04/10/2007

Say to this Mountain (by Bodie Thoene)

This is the third in the Shiloh Legacy trilogy by Bodie Thoene.

'Say to this Mountain' draws together threads from the first two books, 'In my Father's House', and 'A Thousand shall Fall'. Max and his son David are on the run from hitmen after the Wall Street crash in the USA in 1929, and decide to visit Max's cousin Trudy and her husband Birch in Shiloh, Arkansas.

Shiloh, meanwhile, is just recovering from a tornado, which ripped up some of the train tracks, and destroyed the home of JD, Birch's unlikeable cousin.

Then there's Ellis, barely mentioned in the second book, who is a doctor. He is struggling with serious debt after some bad investments, and doing extra private work just to make ends meet. He gets asked to do something unethical and has to struggle with his conscience.

Ellis lives in the same town as Willa-Mae and Hock, who also struggle to make ends meet. Yet even they are better off than Frank and John, two boys in the same apartment block, whose mother sells herself to make a few dollars each night.

Willa-Mae hasn't seen her son Jefferson for ten years, and has no idea if he's alive. But in fact he's working for Birch and Trudy, and trying desperately to find out if his parents are still living.

The novel revolves around all these scenarios and others, gradually interweaving people's lives. There's a low-key Christian theme running throughout - of hope, even when life seems to be falling apart, and of trusting God even when terrible crises or tragedies happen.

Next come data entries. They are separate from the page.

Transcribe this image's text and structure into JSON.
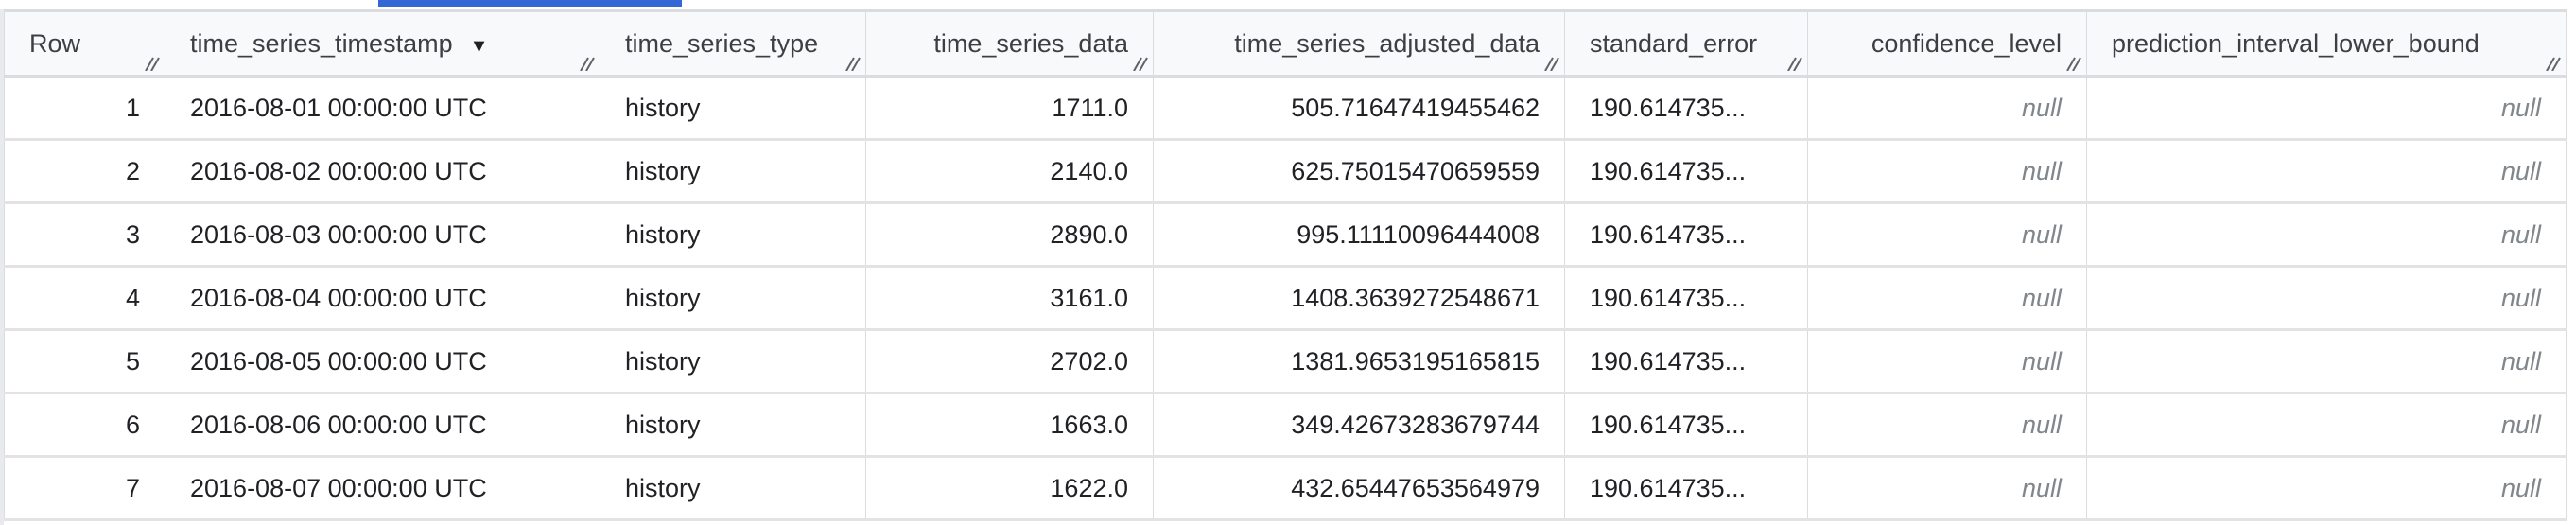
{
  "table": {
    "sort_icon": "sort-descending-icon",
    "columns": [
      {
        "label": "Row",
        "sorted": false
      },
      {
        "label": "time_series_timestamp",
        "sorted": true
      },
      {
        "label": "time_series_type",
        "sorted": false
      },
      {
        "label": "time_series_data",
        "sorted": false
      },
      {
        "label": "time_series_adjusted_data",
        "sorted": false
      },
      {
        "label": "standard_error",
        "sorted": false
      },
      {
        "label": "confidence_level",
        "sorted": false
      },
      {
        "label": "prediction_interval_lower_bound",
        "sorted": false
      }
    ],
    "rows": [
      [
        "1",
        "2016-08-01 00:00:00 UTC",
        "history",
        "1711.0",
        "505.71647419455462",
        "190.614735...",
        "null",
        "null"
      ],
      [
        "2",
        "2016-08-02 00:00:00 UTC",
        "history",
        "2140.0",
        "625.75015470659559",
        "190.614735...",
        "null",
        "null"
      ],
      [
        "3",
        "2016-08-03 00:00:00 UTC",
        "history",
        "2890.0",
        "995.11110096444008",
        "190.614735...",
        "null",
        "null"
      ],
      [
        "4",
        "2016-08-04 00:00:00 UTC",
        "history",
        "3161.0",
        "1408.3639272548671",
        "190.614735...",
        "null",
        "null"
      ],
      [
        "5",
        "2016-08-05 00:00:00 UTC",
        "history",
        "2702.0",
        "1381.9653195165815",
        "190.614735...",
        "null",
        "null"
      ],
      [
        "6",
        "2016-08-06 00:00:00 UTC",
        "history",
        "1663.0",
        "349.42673283679744",
        "190.614735...",
        "null",
        "null"
      ],
      [
        "7",
        "2016-08-07 00:00:00 UTC",
        "history",
        "1622.0",
        "432.65447653564979",
        "190.614735...",
        "null",
        "null"
      ]
    ]
  }
}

The story, like the others in the series, was eye-opening from an American history point of view. It's probably best to read it after at least one of the others in the series, as the sheer number of characters and sub-plots would otherwise be over-whelmingly confusing.

Very well-written with believable people and situations, and a satisfying ending to the series. Difficult to put down, once I had started!